Tuesday 27 June 2017

Corbyn routs his opponents in Labour poll

Victor: Jeremy Corbyn increased his winning margin. Photo: Reuters
Victor: Jeremy Corbyn increased his winning margin. Photo: Reuters

Toby Helm and Daniel Boffey

A triumphant Jeremy Corbyn last night pledged to reward the mass membership of Britain's Labour Party with more power over the running of the party after he inflicted a thumping defeat on leadership challenger Owen Smith.

Corbyn, who secured almost 62pc of the vote - an even bigger mandate than a year ago - said that his victory was a personal "vindication" that had increased his power and authority to create a mass democratic movement from the grassroots upwards.

Smith secured 38pc of the 506,438 votes cast.

Setting out his plans for phase two of his leadership after a year of bitter disputes with his MPs, Corbyn said: "I have been given the authority by the members and that is what I intend to deliver on."

While he insisted he would now "wipe the slate clean" and offer a way back for rebel MPs who had plotted to remove him over the summer, he made clear that it was ordinary members - his power base in the party - who now had to be given a greater say in a remodelled Labour Party.

"The participation is even higher, and my majority is bigger, and the mandate is very strong.
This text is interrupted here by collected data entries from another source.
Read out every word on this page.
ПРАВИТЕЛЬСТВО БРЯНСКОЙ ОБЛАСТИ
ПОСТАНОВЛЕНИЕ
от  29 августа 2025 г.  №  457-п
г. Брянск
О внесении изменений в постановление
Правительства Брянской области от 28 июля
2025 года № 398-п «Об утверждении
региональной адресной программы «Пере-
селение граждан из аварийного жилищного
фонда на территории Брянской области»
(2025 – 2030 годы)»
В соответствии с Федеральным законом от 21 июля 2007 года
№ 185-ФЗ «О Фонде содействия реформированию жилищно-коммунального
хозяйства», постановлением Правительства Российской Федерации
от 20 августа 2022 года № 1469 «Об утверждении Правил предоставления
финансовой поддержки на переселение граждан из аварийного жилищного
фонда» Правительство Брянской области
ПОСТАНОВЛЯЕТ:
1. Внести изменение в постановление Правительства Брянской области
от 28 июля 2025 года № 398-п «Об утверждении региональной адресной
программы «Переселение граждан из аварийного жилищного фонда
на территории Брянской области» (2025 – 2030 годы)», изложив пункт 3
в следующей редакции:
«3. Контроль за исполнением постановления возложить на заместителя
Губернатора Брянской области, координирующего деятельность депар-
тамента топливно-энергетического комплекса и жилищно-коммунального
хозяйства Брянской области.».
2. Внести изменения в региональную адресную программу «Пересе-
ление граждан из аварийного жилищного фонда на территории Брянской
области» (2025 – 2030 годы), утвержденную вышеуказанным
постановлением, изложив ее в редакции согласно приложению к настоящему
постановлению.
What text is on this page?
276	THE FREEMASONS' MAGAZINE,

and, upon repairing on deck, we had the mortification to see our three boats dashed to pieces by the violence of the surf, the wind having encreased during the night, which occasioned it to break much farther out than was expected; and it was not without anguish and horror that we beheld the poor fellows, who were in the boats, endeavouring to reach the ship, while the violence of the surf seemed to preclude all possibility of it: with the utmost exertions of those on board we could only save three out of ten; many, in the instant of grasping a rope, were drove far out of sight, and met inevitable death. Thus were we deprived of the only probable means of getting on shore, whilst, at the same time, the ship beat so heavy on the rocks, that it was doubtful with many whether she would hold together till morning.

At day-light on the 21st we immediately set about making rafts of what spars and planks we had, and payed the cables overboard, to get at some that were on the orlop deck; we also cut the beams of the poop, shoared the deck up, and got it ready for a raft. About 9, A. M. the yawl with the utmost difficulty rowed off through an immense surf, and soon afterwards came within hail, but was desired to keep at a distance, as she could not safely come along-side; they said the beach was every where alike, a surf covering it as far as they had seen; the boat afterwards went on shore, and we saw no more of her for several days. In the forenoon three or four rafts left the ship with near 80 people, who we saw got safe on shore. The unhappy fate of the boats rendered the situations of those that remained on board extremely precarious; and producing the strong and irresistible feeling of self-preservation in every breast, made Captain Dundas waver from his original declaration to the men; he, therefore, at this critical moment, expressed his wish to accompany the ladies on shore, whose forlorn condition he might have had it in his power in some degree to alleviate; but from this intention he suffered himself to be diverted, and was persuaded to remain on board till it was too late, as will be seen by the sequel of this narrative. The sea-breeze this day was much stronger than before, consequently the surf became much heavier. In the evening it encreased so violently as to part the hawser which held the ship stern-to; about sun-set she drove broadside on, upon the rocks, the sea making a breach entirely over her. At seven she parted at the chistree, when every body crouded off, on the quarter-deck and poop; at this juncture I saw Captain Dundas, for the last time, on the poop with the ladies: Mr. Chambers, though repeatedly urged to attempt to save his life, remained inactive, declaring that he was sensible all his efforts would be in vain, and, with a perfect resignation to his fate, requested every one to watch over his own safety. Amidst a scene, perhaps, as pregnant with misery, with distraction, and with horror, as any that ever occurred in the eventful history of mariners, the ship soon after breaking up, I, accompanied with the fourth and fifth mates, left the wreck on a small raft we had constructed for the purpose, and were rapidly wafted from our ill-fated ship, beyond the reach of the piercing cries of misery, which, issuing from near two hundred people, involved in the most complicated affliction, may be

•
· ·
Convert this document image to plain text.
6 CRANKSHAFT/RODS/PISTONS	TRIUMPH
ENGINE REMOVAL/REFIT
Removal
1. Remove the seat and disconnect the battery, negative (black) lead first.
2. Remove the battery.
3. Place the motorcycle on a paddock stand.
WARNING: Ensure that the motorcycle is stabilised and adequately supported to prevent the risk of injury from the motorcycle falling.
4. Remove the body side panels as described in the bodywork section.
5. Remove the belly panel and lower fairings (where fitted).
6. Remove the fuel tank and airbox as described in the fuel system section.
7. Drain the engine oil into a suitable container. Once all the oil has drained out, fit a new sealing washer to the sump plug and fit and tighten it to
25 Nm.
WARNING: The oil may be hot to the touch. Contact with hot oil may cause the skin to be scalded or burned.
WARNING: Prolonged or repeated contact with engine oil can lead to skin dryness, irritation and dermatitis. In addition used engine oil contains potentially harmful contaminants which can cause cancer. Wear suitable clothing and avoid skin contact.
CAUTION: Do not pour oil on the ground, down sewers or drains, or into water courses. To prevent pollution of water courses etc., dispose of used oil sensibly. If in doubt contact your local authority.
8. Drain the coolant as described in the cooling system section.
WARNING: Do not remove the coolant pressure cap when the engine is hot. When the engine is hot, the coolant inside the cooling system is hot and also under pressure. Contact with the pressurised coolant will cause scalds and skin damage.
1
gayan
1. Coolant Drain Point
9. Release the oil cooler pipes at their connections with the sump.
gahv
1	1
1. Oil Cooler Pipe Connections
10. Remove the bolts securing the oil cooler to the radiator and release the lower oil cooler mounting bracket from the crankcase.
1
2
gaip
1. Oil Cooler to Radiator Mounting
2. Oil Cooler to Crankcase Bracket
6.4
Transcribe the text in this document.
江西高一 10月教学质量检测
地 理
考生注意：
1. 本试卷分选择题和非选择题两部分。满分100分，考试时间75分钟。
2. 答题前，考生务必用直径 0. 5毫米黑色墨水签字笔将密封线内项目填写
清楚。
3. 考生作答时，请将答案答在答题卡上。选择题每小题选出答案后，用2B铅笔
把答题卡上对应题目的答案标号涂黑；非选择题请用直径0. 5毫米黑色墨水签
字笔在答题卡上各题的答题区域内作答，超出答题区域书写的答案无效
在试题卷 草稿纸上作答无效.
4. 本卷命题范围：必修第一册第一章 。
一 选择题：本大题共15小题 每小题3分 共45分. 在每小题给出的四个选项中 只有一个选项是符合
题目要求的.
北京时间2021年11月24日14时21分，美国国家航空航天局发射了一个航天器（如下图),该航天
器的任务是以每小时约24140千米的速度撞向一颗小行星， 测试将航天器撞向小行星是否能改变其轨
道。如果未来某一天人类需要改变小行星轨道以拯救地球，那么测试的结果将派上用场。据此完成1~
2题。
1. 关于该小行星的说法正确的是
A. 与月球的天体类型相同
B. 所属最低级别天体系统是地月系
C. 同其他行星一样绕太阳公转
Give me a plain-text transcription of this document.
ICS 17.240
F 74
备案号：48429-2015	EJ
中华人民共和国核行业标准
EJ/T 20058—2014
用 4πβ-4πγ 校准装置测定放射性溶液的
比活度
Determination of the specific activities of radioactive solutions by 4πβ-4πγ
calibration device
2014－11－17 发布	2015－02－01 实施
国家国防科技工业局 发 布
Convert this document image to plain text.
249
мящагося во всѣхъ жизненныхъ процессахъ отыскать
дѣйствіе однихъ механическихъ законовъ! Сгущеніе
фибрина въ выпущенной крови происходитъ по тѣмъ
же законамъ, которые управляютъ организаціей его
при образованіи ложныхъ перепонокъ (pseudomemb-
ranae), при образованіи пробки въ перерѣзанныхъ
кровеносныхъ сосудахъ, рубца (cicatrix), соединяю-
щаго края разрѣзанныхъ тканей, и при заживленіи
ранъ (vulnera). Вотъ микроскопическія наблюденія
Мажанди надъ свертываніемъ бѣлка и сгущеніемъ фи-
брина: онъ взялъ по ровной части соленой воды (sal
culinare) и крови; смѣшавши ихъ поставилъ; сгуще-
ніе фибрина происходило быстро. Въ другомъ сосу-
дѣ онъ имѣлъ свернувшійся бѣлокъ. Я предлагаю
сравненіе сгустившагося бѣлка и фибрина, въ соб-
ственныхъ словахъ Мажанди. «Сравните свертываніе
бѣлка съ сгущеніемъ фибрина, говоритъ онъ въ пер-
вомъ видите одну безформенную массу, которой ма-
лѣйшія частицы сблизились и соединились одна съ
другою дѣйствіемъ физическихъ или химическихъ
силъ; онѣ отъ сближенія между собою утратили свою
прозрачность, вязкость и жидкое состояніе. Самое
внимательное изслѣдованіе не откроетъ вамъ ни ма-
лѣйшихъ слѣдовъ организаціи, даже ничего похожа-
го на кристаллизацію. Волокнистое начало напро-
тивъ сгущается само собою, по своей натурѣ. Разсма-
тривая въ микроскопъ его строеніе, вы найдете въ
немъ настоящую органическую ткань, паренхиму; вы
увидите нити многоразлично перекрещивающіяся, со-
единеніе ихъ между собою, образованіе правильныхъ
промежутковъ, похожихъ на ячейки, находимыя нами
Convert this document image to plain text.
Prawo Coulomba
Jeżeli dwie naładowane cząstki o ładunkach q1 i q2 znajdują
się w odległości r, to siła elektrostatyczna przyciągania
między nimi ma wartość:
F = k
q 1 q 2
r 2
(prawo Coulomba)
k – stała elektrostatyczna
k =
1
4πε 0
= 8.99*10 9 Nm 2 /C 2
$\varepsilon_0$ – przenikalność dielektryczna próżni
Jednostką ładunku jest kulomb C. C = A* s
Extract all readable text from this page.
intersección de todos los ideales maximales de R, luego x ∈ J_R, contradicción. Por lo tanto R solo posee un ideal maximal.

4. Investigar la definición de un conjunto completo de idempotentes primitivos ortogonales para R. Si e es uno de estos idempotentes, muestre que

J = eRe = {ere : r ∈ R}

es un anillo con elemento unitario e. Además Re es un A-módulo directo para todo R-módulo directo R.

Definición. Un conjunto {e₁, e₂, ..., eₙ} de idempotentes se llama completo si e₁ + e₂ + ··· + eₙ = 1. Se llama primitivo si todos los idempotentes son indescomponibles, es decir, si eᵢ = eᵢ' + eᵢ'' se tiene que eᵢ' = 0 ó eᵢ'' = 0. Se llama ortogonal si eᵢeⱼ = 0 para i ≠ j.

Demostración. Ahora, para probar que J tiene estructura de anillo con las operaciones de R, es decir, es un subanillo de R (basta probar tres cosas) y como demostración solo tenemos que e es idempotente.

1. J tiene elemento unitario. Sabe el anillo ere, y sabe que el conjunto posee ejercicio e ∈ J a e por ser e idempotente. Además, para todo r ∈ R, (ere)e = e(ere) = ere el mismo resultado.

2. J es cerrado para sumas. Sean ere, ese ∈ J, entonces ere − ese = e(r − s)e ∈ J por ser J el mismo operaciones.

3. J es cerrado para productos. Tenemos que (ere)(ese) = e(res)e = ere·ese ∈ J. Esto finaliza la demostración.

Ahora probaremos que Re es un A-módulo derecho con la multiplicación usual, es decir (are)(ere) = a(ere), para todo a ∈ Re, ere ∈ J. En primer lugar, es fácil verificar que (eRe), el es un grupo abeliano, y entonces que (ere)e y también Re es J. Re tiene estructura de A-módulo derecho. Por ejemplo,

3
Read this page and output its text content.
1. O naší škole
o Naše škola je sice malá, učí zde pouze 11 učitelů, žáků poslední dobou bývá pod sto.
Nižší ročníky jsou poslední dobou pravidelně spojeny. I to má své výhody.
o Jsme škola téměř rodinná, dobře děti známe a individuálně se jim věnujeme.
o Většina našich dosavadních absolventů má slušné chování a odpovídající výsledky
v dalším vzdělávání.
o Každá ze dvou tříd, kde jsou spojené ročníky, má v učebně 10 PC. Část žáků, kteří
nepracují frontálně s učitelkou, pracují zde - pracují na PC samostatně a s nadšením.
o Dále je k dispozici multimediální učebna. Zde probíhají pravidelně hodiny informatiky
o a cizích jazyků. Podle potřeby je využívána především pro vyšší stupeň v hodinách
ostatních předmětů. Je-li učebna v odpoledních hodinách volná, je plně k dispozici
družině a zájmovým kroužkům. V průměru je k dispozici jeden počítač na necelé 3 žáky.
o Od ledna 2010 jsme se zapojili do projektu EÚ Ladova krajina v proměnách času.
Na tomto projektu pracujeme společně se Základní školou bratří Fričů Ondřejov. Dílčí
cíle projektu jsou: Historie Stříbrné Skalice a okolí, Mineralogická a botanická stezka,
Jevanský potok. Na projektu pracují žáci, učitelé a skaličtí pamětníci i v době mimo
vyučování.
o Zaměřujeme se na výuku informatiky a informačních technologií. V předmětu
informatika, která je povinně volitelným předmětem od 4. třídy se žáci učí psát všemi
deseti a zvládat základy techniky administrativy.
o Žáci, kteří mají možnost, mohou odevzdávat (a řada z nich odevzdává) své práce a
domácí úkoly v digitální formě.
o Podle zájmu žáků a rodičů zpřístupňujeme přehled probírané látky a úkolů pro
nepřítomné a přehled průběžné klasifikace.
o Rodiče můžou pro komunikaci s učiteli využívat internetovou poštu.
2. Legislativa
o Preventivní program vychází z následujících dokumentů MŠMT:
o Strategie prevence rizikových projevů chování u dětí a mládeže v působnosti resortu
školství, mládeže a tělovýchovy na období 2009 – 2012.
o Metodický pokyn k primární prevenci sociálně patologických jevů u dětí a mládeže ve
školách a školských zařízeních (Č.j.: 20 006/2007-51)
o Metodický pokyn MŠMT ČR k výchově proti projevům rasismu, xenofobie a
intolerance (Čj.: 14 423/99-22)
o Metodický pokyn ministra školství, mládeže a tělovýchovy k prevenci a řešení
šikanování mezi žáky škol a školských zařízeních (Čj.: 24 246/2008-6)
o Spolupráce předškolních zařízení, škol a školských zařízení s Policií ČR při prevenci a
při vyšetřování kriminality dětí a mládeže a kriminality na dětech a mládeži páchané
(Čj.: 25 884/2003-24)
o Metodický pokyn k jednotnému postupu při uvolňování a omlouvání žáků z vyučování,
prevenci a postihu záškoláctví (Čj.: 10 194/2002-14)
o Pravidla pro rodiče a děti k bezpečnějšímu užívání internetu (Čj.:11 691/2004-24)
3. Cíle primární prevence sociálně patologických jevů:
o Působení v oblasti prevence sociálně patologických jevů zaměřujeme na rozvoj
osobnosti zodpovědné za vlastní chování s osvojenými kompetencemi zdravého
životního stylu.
So let's use it to reach out," he said. "With this huge membership, that has to be reflected much more in decision making in the party."

Meanwhile, his shadow chancellor, John McDonnell, said that in a year's time, the party's total membership could reach one million.

Corbyn made it clear that with a current total of well over 600,000 members, the grassroots needed far greater representation on key bodies, such as the National Executive Committee (NEC).

Any hope that this second decisive Corbyn victory in a year would tempt senior figures who quit the shadow cabinet over the summer back into the fold were quickly dashed as several said they would return only if the leader allowed MPs to choose most of the members of his shadow cabinet.

Corbyn said the issue of shadow cabinet election was open for discussion but refused to commit to the MPs' demands, saying it was part of a wider debate about how to increase democracy in the party.

Smith, the former work and pensions spokesman, warmly congratulated Corbyn, but again ruled out returning to the shadow cabinet.

"Jeremy has won the contest," he said. "He now has to win the country and he will have my support in trying to do so."

The result left critics of Corbyn on the right of the party searching for a way forward after the attempted summer coup against the leader backfired spectacularly.

The party now has to prepare for a possible general election as early as May next year. Corbyn called on MPs to join a campaign day next weekend against the Tories' plans to reintroduce grammar schools to show that the entire party can now unite.